I spit on the stones. My mouth is dry. Haven’t had anything to drink all morning. My head aches. Time to drop my balls, as Uncle Narol used to say. Time to see Cassius.

 

He sits with his ionBlade out on House Mars’s table. He’s in the seat I carved with my sigil. The old House flag lies across his knee. The Primus hand dangles around his neck. So much time has passed since he put that sword in my belly. The weapon looks silly now. A toy, a relic. I am so far past this room, past his blade, past his reach, yet his eyes stop my heart. The guilt is like black bile in my throat. Fills my chest and drains me.

 

“I’m sorry for Julian,” I tell him.

 

His hair is golden curls but matted with grit and grease. Fleas make their home there. He is still beautiful, still more handsome than I ever will be. But the spark in his eye has cooled. Time and space away from this place are what his soul needs. Months of siege. Months of anger and defeat. Months of loss and guilt have drained him of all that makes him Cassius. What a poor soul. I feel sorry for him. I almost laugh. After he put a sword in my belly, I pity him. He has never lost a battle. He alone of all the Primuses can say that, except for the Jackal. Yet he takes the badge and flips it to me.

 

“You’ve won. But was it worth it?” Cassius asks.

 

“Yes.”

 

“No hesitation.…” He nods. “That’s the difference between you and I.”

 

He sets the standard and his sword down and walks close to me, so close I can smell the stink of his breath. I think he’s going to hug me. I want to hug him, to apologize and beg for his forgiveness. Then he pulls open a scab on his knuckles, sucks the blood from it and spits in my face, startling me.

 

“This is a blood feud,” he hisses in highLingo. “If ever again we meet, you are mine or I am yours. If ever again we draw breath in the same room, one breath shall cease. Hear me now, you wretched worm. We are devils to one another until one heart beats no more. Now rot.”

 

It is a formal, cold declaration that requires one thing of me. I nod. And he leaves. I stand trembling for a moment after he’s gone. My heart thuds in my chest. So much pain.
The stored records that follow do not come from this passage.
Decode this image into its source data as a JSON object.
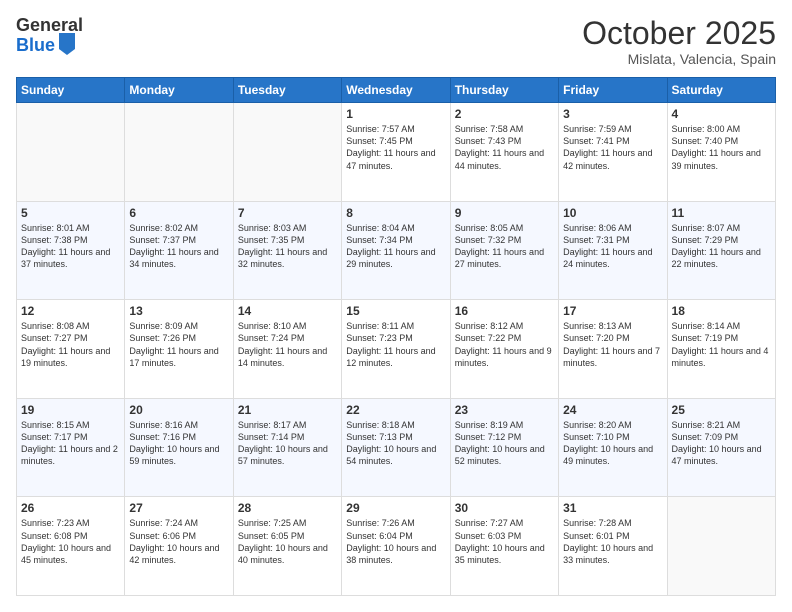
{
  "header": {
    "logo_general": "General",
    "logo_blue": "Blue",
    "month": "October 2025",
    "location": "Mislata, Valencia, Spain"
  },
  "weekdays": [
    "Sunday",
    "Monday",
    "Tuesday",
    "Wednesday",
    "Thursday",
    "Friday",
    "Saturday"
  ],
  "weeks": [
    [
      {
        "day": "",
        "info": ""
      },
      {
        "day": "",
        "info": ""
      },
      {
        "day": "",
        "info": ""
      },
      {
        "day": "1",
        "info": "Sunrise: 7:57 AM\nSunset: 7:45 PM\nDaylight: 11 hours and 47 minutes."
      },
      {
        "day": "2",
        "info": "Sunrise: 7:58 AM\nSunset: 7:43 PM\nDaylight: 11 hours and 44 minutes."
      },
      {
        "day": "3",
        "info": "Sunrise: 7:59 AM\nSunset: 7:41 PM\nDaylight: 11 hours and 42 minutes."
      },
      {
        "day": "4",
        "info": "Sunrise: 8:00 AM\nSunset: 7:40 PM\nDaylight: 11 hours and 39 minutes."
      }
    ],
    [
      {
        "day": "5",
        "info": "Sunrise: 8:01 AM\nSunset: 7:38 PM\nDaylight: 11 hours and 37 minutes."
      },
      {
        "day": "6",
        "info": "Sunrise: 8:02 AM\nSunset: 7:37 PM\nDaylight: 11 hours and 34 minutes."
      },
      {
        "day": "7",
        "info": "Sunrise: 8:03 AM\nSunset: 7:35 PM\nDaylight: 11 hours and 32 minutes."
      },
      {
        "day": "8",
        "info": "Sunrise: 8:04 AM\nSunset: 7:34 PM\nDaylight: 11 hours and 29 minutes."
      },
      {
        "day": "9",
        "info": "Sunrise: 8:05 AM\nSunset: 7:32 PM\nDaylight: 11 hours and 27 minutes."
      },
      {
        "day": "10",
        "info": "Sunrise: 8:06 AM\nSunset: 7:31 PM\nDaylight: 11 hours and 24 minutes."
      },
      {
        "day": "11",
        "info": "Sunrise: 8:07 AM\nSunset: 7:29 PM\nDaylight: 11 hours and 22 minutes."
      }
    ],
    [
      {
        "day": "12",
        "info": "Sunrise: 8:08 AM\nSunset: 7:27 PM\nDaylight: 11 hours and 19 minutes."
      },
      {
        "day": "13",
        "info": "Sunrise: 8:09 AM\nSunset: 7:26 PM\nDaylight: 11 hours and 17 minutes."
      },
      {
        "day": "14",
        "info": "Sunrise: 8:10 AM\nSunset: 7:24 PM\nDaylight: 11 hours and 14 minutes."
      },
      {
        "day": "15",
        "info": "Sunrise: 8:11 AM\nSunset: 7:23 PM\nDaylight: 11 hours and 12 minutes."
      },
      {
        "day": "16",
        "info": "Sunrise: 8:12 AM\nSunset: 7:22 PM\nDaylight: 11 hours and 9 minutes."
      },
      {
        "day": "17",
        "info": "Sunrise: 8:13 AM\nSunset: 7:20 PM\nDaylight: 11 hours and 7 minutes."
      },
      {
        "day": "18",
        "info": "Sunrise: 8:14 AM\nSunset: 7:19 PM\nDaylight: 11 hours and 4 minutes."
      }
    ],
    [
      {
        "day": "19",
        "info": "Sunrise: 8:15 AM\nSunset: 7:17 PM\nDaylight: 11 hours and 2 minutes."
      },
      {
        "day": "20",
        "info": "Sunrise: 8:16 AM\nSunset: 7:16 PM\nDaylight: 10 hours and 59 minutes."
      },
      {
        "day": "21",
        "info": "Sunrise: 8:17 AM\nSunset: 7:14 PM\nDaylight: 10 hours and 57 minutes."
      },
      {
        "day": "22",
        "info": "Sunrise: 8:18 AM\nSunset: 7:13 PM\nDaylight: 10 hours and 54 minutes."
      },
      {
        "day": "23",
        "info": "Sunrise: 8:19 AM\nSunset: 7:12 PM\nDaylight: 10 hours and 52 minutes."
      },
      {
        "day": "24",
        "info": "Sunrise: 8:20 AM\nSunset: 7:10 PM\nDaylight: 10 hours and 49 minutes."
      },
      {
        "day": "25",
        "info": "Sunrise: 8:21 AM\nSunset: 7:09 PM\nDaylight: 10 hours and 47 minutes."
      }
    ],
    [
      {
        "day": "26",
        "info": "Sunrise: 7:23 AM\nSunset: 6:08 PM\nDaylight: 10 hours and 45 minutes."
      },
      {
        "day": "27",
        "info": "Sunrise: 7:24 AM\nSunset: 6:06 PM\nDaylight: 10 hours and 42 minutes."
      },
      {
        "day": "28",
        "info": "Sunrise: 7:25 AM\nSunset: 6:05 PM\nDaylight: 10 hours and 40 minutes."
      },
      {
        "day": "29",
        "info": "Sunrise: 7:26 AM\nSunset: 6:04 PM\nDaylight: 10 hours and 38 minutes."
      },
      {
        "day": "30",
        "info": "Sunrise: 7:27 AM\nSunset: 6:03 PM\nDaylight: 10 hours and 35 minutes."
      },
      {
        "day": "31",
        "info": "Sunrise: 7:28 AM\nSunset: 6:01 PM\nDaylight: 10 hours and 33 minutes."
      },
      {
        "day": "",
        "info": ""
      }
    ]
  ]
}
I had thought it would be over, but not all scars heal. Not all sins are forgiven.

 

I take the Mars flag and pin the Primus badge to myself. I watch the map on the wall. My slingBlade banner flutters over every castle there; my men secured the rest even as Tactus makes ready Olympus for Mustang’s assault. Now those castles belong to me, not to the wolf of House Mars. My slingBlade looks like the L of Lambda. My clan. The place where my brother, my sister, my uncle, my mother, my friends, still toil. They feel a world apart, yet their symbol, a symbol of our rebellion—a working tool made into a weapon for war—flies over all the Houses of the Aureate except one. Pluto.

 

I leave the castle through the spire. I am a Red Helldiver of Lykos. I am Gold Primus of House Mars. And I am going to my last battle in this bloodydamn valley. After that the real war begins.